A creeping feeling of dread crawled itself into my thoughts settling itself there.
No, it couldn’t be.
Grabbing my own wrist, I felt for my pulse. To my relief, I felt the steady thrum beneath my skin. I relaxed, letting out a breath I hadn't realized I was holding.
Then a troubling thought occurred to me - I hadn't slept in weeks, and I'd barely eaten anything. Sleep and eating as a witch was a conscious activity, one that I had to force myself to do. My body didn't seem to produce waste either, didn't sweat. My skin didn't flake off when washed.
How was that possible? How was I accelerating my own heart in moments of stress? Could I slow it down too like a Buddhist monk?
Curious, I relaxed all of my motions, exhaled and didn’t inhale again, tried to halt my pulse, focusing on not using my heart, trying not to breathe at all.
To my shock, my pulse slowed and then stopped entirely.
I held my fingers to my wrist. My pulse was gone. I didn’t feel the urge to breathe in or out either. I waited, expecting to feel dizzy or short of breath, but nothing changed. I felt exactly the same as before, except my thoughts became somewhat slower.
"What the hell?" I whispered, staring at my seemingly lifeless wrist.
The implications were staggering.
I thought back to my earliest memories in this world, emerging from the icy waters of Glinka. Had I ever truly been alive since that moment? Or was I merely a vessel for the Understanding, animated by Teya into life and then animated further by my domain? Why did I feel like I was a dying vampire at the edge of my domain’s leash?
My mouth opened and closed. I pricked my own finger again and let the Knell-blade burn away a drop of my blood. It burned away slightly slower than Cali’s, resulting in a small sprinkle of violet-tinted crystals.
My blood was animated to behave like human blood by crystalline microstructures just like the blood of Jarl Bobliss.
I brought the resulting violet powder to the same test spirit. A magical wave danced between the spirit and the pile of dust, so thin that it was barely there.

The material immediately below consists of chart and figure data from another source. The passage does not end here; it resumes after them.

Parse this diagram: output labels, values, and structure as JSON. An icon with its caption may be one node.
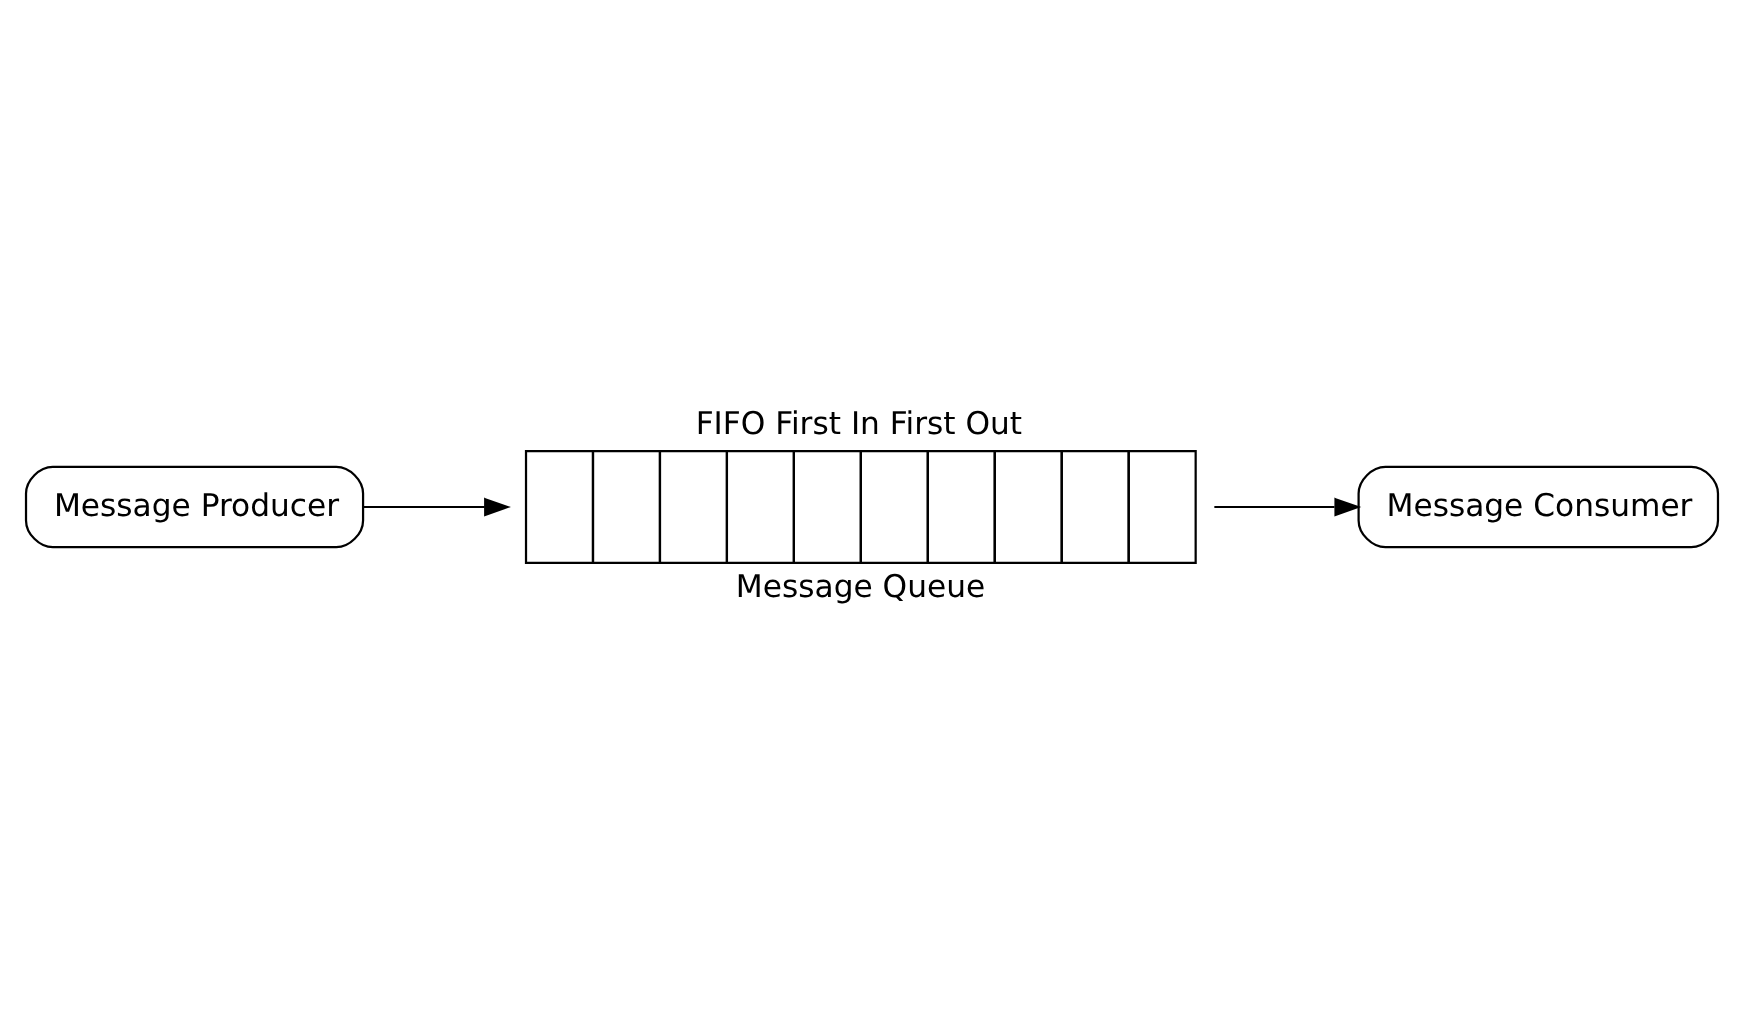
{
  "diagram": {
    "nodes": [
      {
        "text": [
          "Message Producer"
        ]
      },
      {
        "text": [
          "FIFO First In First Out",
          "Message Queue"
        ]
      },
      {
        "text": [
          "Message Consumer"
        ]
      }
    ],
    "edges": [
      {
        "from": 0,
        "to": 1,
        "arrow": "to"
      },
      {
        "from": 1,
        "to": 2,
        "arrow": "to"
      }
    ]
  }
}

The clock in my head struck midnight.
“Stormy,” I said. “Is Jarl Bobliss alive?”
The kitten looked up at me and then her left paw slid to [NO] and her right paw slid at [YES].

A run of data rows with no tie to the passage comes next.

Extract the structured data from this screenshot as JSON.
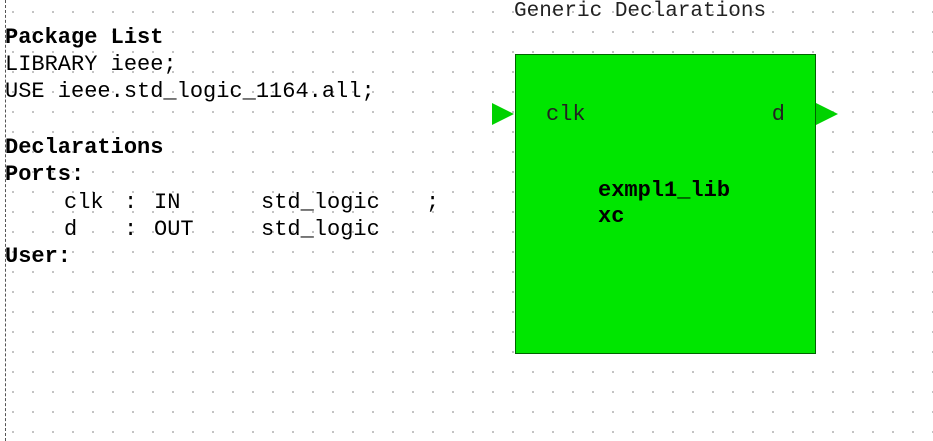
{
  "package_list": {
    "title": "Package List",
    "lines": [
      "LIBRARY ieee;",
      "USE ieee.std_logic_1164.all;"
    ]
  },
  "declarations": {
    "title": "Declarations",
    "ports_title": "Ports:",
    "ports": [
      {
        "name": "clk",
        "sep": ":",
        "mode": "IN",
        "type": "std_logic",
        "end": ";"
      },
      {
        "name": "d",
        "sep": ":",
        "mode": "OUT",
        "type": "std_logic",
        "end": ""
      }
    ],
    "user_title": "User:"
  },
  "symbol": {
    "generic_title": "Generic Declarations",
    "library": "exmpl1_lib",
    "cell": "xc",
    "input_port": "clk",
    "output_port": "d",
    "fill_color": "#00e600",
    "pin_color": "#00d200"
  }
}
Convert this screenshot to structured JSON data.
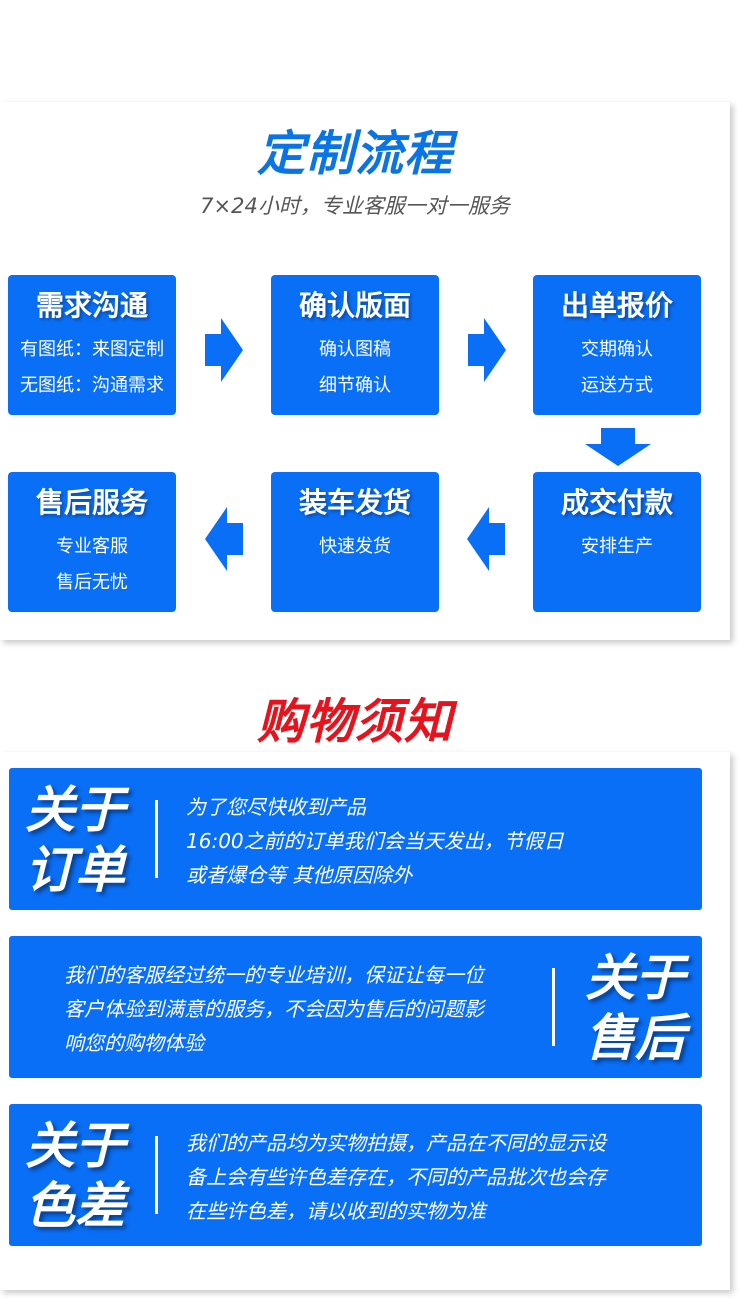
{
  "process": {
    "title": "定制流程",
    "subtitle": "7×24小时，专业客服一对一服务",
    "steps": [
      {
        "title": "需求沟通",
        "lines": [
          "有图纸：来图定制",
          "无图纸：沟通需求"
        ]
      },
      {
        "title": "确认版面",
        "lines": [
          "确认图稿",
          "细节确认"
        ]
      },
      {
        "title": "出单报价",
        "lines": [
          "交期确认",
          "运送方式"
        ]
      },
      {
        "title": "成交付款",
        "lines": [
          "安排生产"
        ]
      },
      {
        "title": "装车发货",
        "lines": [
          "快速发货"
        ]
      },
      {
        "title": "售后服务",
        "lines": [
          "专业客服",
          "售后无忧"
        ]
      }
    ]
  },
  "notice": {
    "title": "购物须知",
    "items": [
      {
        "heading": [
          "关于",
          "订单"
        ],
        "lines": [
          "为了您尽快收到产品",
          "16:00之前的订单我们会当天发出，节假日",
          "或者爆仓等 其他原因除外"
        ]
      },
      {
        "heading": [
          "关于",
          "售后"
        ],
        "lines": [
          "我们的客服经过统一的专业培训，保证让每一位",
          "客户体验到满意的服务，不会因为售后的问题影",
          "响您的购物体验"
        ]
      },
      {
        "heading": [
          "关于",
          "色差"
        ],
        "lines": [
          "我们的产品均为实物拍摄，产品在不同的显示设",
          "备上会有些许色差存在，不同的产品批次也会存",
          "在些许色差，请以收到的实物为准"
        ]
      }
    ]
  },
  "colors": {
    "accent_blue": "#0a6ff7",
    "title_blue": "#0a74e4",
    "title_red": "#e8121c"
  }
}
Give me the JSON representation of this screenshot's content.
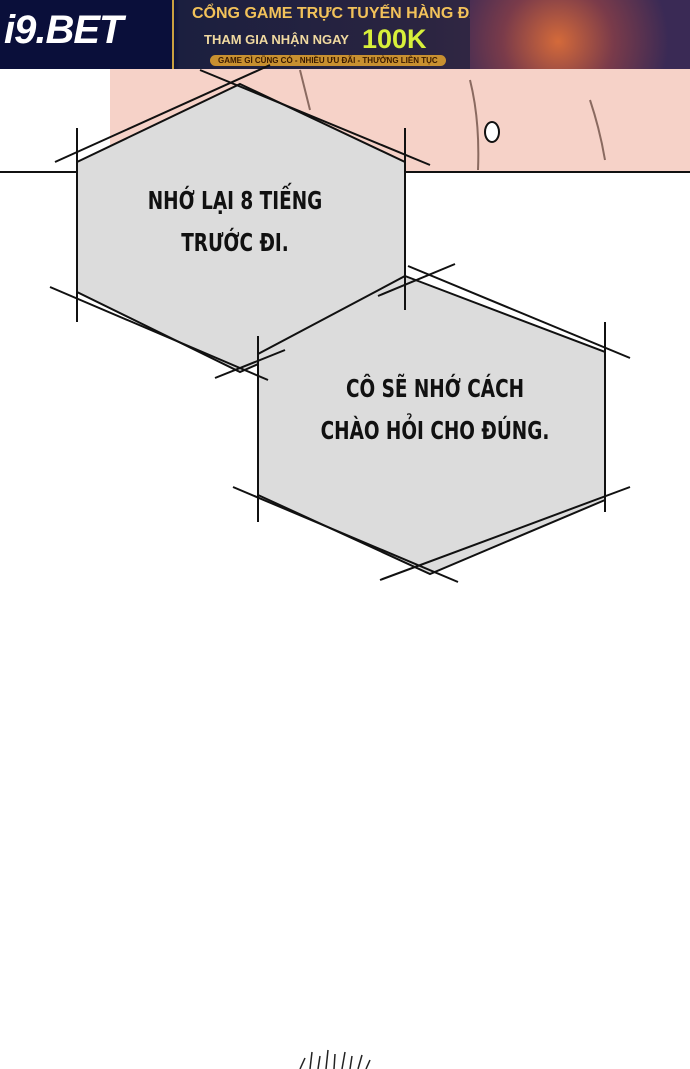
{
  "ad_banner": {
    "logo": "i9.BET",
    "headline": "CỔNG GAME TRỰC TUYẾN HÀNG ĐẦU",
    "offer_prefix": "THAM GIA NHẬN NGAY",
    "offer_amount": "100K",
    "tagline": "GAME GÌ CŨNG CÓ - NHIỀU ƯU ĐÃI - THƯỞNG LIÊN TỤC"
  },
  "bubbles": [
    {
      "line1": "NHỚ LẠI 8 TIẾNG",
      "line2": "TRƯỚC ĐI."
    },
    {
      "line1": "CÔ SẼ NHỚ CÁCH",
      "line2": "CHÀO HỎI CHO ĐÚNG."
    }
  ],
  "colors": {
    "bubble_fill": "#dcdcdc",
    "panel_skin": "#f6d2c8"
  }
}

The fallen Champion was neither dead nor alive, that’s why it was so hard to put him down, why he kept coming back even though I shot him in the head twice. Crystals in his blood regenerated him into existence.
“Stormy… am I alive?” I asked, pushing the question out of my lips.
The kitten’s paws remained where they were on [YES] and [NO].
Hypothesis: Ioan Starfall died two months ago.